The Indian government is not very pleased with the allegation that the government is ignoring broadband in India. Telecom minister A.Raja said that releasing spectrum for broadband wireless access might help bridge the gulf between the governments promise of 20 million subs by 2010, and the woeful situation of not even 3 million subs as 2007 (ironically, the Year of Broadband) draws to a close. The government has issued guidelines for BWA services, looking to address the lack of broadband in rural areas:
Spectrum in the 2.5 GHz band is going to be auctioned, limited, however to only Category A ISPs, state owned telcos BSNL and MTNL, and Universal Access Service Licence holders (mostly, private telecom operators). The base price of the auction will be 25 percent of amount for 3G spectrum, and there’s annual charge of 0.5 percent of Adjusted Gross Revenue (AGR), which may be revised to 1 percent after 3 years.
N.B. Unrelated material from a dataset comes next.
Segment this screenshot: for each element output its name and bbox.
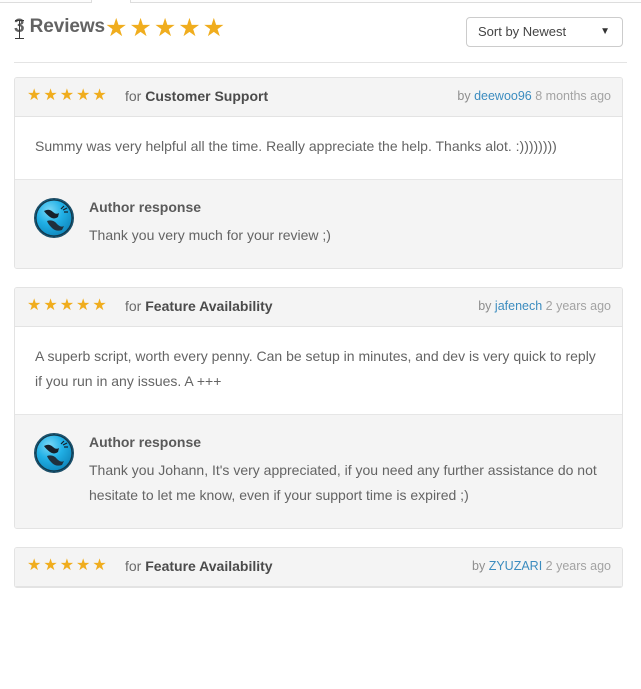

There are rollout obligations, no mergers or reselling of spectrum is permitted. [release]
Frankly, broadband is not 3G or akin the same as mobile telephony, so a similar set of guidelines should not have been set. While prevention of hoarding of spectrum (and licences) is welcome, broadband is a business most operators are struggling with. Rollout obligations – particularly in case of a costly rural rollout – coupled with a price discovery mechanism like auctions, might not find many takers, apart from large telecom operators who are willing to take a punt on wireless broadband.